The Over-the-Wall Club: Going Into the Wall

wall with many building materials and colors
The Taj Mahal of walls, Mt. Oliver

The old building is large enough that it was probably erected for commercial use, but couldn’t have been anything major—a small factory, perhaps, or maybe it served as a distribution point for products we’ll never know.

In the hundred-and-twenty years or so that it’s been standing—we’re just guessing here—the structure’s original orange bricks have been chipped and scarred, graffiti-tagged and painted-over countless times. Along the way, the building’s large windows were filled-in alternately with cinderblock and plywood. These after-market additions have gone through their own battered histories. They now exist as equal partners with complex lives with more in common with the original material than not.

wall partially-covered in tile
Meadville

While this anonymous building on a side street in Mt. Oliver is likely on no one’s radar as an important site among Pittsburgh’s many architectural treasures, it’s a legit rock star to wall enthusiasts. You couldn’t find a better example of pure wall than a middle-height section of interlocking rectangles, rich oranges, purples, reds, and pinks. For those who would travel halfway around the world for such an experience, the Taj Mahal of wall perfection is right up on the hilltop.

brick wall with many paint colors and textures
Bloomfield

It’s been so long since we checked in with The Over-the-Wall Club that the group’s collected bounty runneth over in the most satisfying and thrilling of ways. If you want walls—I’m talkin’ extraordinary, centuries-in-the-making, once-in-a-lifetime walls—we’ve got ’em. Walls that can be stared into to unlock the mysteries of time and space. Walls so beautiful they could be placed in the finest of modern art museums and connoisseurs would ooh and ahh with great gusto. Walls with so much to say they’re not merely worth any old thousand words, but deliver messages to change lives and alter history.

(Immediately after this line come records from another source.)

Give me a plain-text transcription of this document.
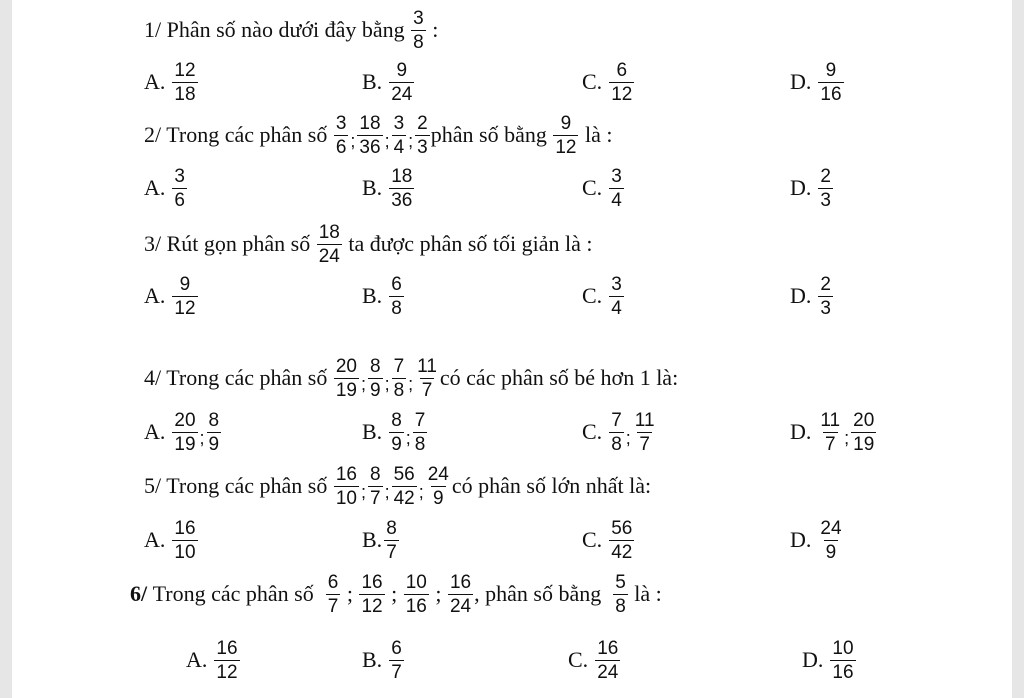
1/ Phân số nào dưới đây bằng
$\frac{3}{8}$
:
A. $\frac{12}{18}$	B. $\frac{9}{24}$	C. $\frac{6}{12}$	D. $\frac{9}{16}$
2/ Trong các phân số
$\frac{3}{6}$ ; $\frac{18}{36}$ ; $\frac{3}{4}$ ; $\frac{2}{3}$ phân số bằng
$\frac{9}{12}$
là :
A. $\frac{3}{6}$	B. $\frac{18}{36}$	C. $\frac{3}{4}$	D. $\frac{2}{3}$
3/ Rút gọn phân số
$\frac{18}{24}$
ta được phân số tối giản là :
A. $\frac{9}{12}$	B. $\frac{6}{8}$	C. $\frac{3}{4}$	D. $\frac{2}{3}$
4/ Trong các phân số
$\frac{20}{19}$ ; $\frac{8}{9}$ ; $\frac{7}{8}$ ; $\frac{11}{7}$ có các phân số bé hơn 1 là:
A. $\frac{20}{19}$ ; $\frac{8}{9}$	B. $\frac{8}{9}$ ; $\frac{7}{8}$	C. $\frac{7}{8}$ ; $\frac{11}{7}$	D. $\frac{11}{7}$ ; $\frac{20}{19}$
5/ Trong các phân số
$\frac{16}{10}$ ; $\frac{8}{7}$ ; $\frac{56}{42}$ ; $\frac{24}{9}$ có phân số lớn nhất là:
A. $\frac{16}{10}$	B. $\frac{8}{7}$	C. $\frac{56}{42}$	D. $\frac{24}{9}$
6/
Trong các phân số
$\frac{6}{7}$
;
$\frac{16}{12}$
;
$\frac{10}{16}$
;
$\frac{16}{24}$ , phân số bằng
$\frac{5}{8}$
là :
A. $\frac{16}{12}$	B. $\frac{6}{7}$	C. $\frac{16}{24}$	D. $\frac{10}{16}$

brick wall with geometric painted sections
Uptown

But wait! There’s more! There sure is. We had so many great walls that we’ll have a follow-up where we actually go, you know, over the wall as a counter to today’s experience of going into the wall. Sure, that sounds like a lot of mumbo-jumbo from some dumbo—and it is!—but trust me on this one: you’ll want to be here on this journey of growth and discovery, speculation and fantasy. We’ll see you on the other side.

brick wall painted in multiple shades of red
Rothko wall, Bloomfield
brick wall with painted white rectangle
Rothko wall, Lawrenceville
brick wall with large painted rectangle
Rothko wall, Friendship
brick wall in several shades of red
Rothko wall, Bloomfield
brick wall with doors blockaded by large cement piece
Millvale
brick wall with layers of wood attached
Bloomfield
brick wall with wooden grid
Grid wall, Hill District
wall covered in multi-color "fish scale" tile
Fish scale tile wall, Lawrenceville
brick and cinderblock wall in midcentury modern style
Heidelberg
brick wall with many textures
Don’t make that face! Hill District
brick wall with many large pipes
Lawrenceville
section of brick wall and masonry foundation
Garfield
brick wall with wheat paste Rorschach print
Rorschach wall, Lawrenceville

4 thoughts on “The Over-the-Wall Club: Going Into the Wall

  1. Roger B. says:
    Roger B.'s avatar

    Thank you for posting a fine collection of photos – of subject matter only available in an older city that has not carefully “restored” its building stock to faux pristine condition.

    Up here in the rural mountain town where I live, our wall photos are all wood: A century-old cabin, farmhouse, or barn ages beautifully, and reveals a lot of detail to the careful photographer.